Metode ini dirancang agar korban tanpa curiga memasukkan data penting yang kemudian dicuri untuk akses ilegal. Phishing dengan kode QR yang menyamar ini telah merambah dari kampanye massal ke serangan yang ditargetkan secara khusus.

Risiko dan Upaya Pencegahan

Tanpa kemampuan analisis gambar canggih di gateway email dan edukasi pemindaian aman, organisasi berisiko mengalami pencurian kredensial. Akibatnya, bisa terjadi pengambilalihan akun, kebocoran data penting, hingga kerugian finansial yang signifikan. Dedenok menegaskan pentingnya meningkatkan sistem proteksi email perusahaan untuk menangkal serangan phishing tersebut.
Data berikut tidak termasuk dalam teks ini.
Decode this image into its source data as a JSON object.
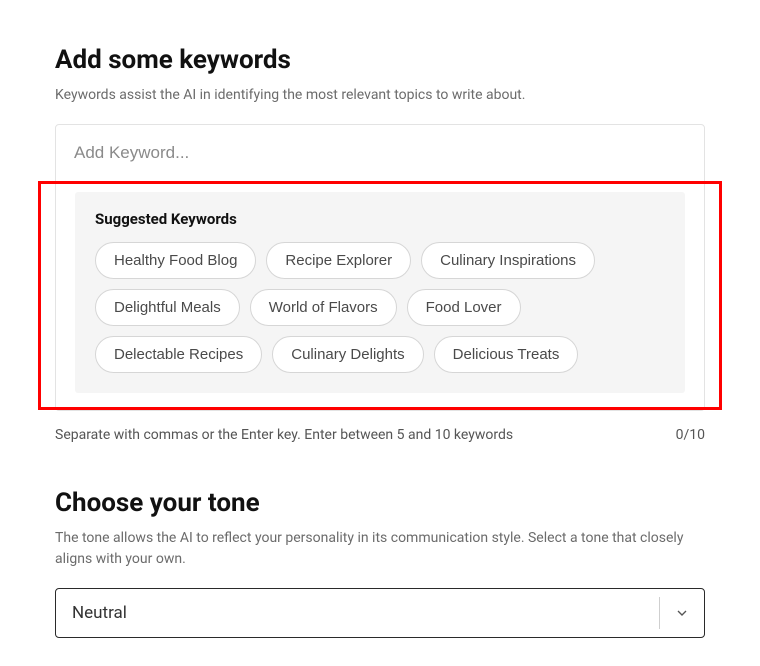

Kaspersky menyarankan perusahaan agar mengadopsi solusi keamanan email yang komprehensif. Solusi ini harus mampu memastikan pertukaran email yang terpercaya dan aman, sekaligus menangkis serangan spam, phishing, kompromi email bisnis (BEC), serangan kode QR, dan ancaman lainnya. Langkah ini krusial untuk mengurangi potensi eksploitasi di lingkungan kerja modern yang semakin banyak menggunakan perangkat mobile.

Dengan tren menggunakan teknik phishing melalui kode QR yang terus meningkat, perusahaan wajib melakukan evaluasi dan pembaruan sistem keamanan digitalnya. Edukasi kepada karyawan terkait cara mengenali dan menghindari bahaya pemindaian kode QR juga sangat diperlukan guna memperkecil risiko serangan. Perkembangan teknologi memang membawa kemudahan, tetapi juga membuka celah baru bagi pelaku kejahatan siber yang terus beradaptasi dengan metode baru untuk mengeksploitasi korban.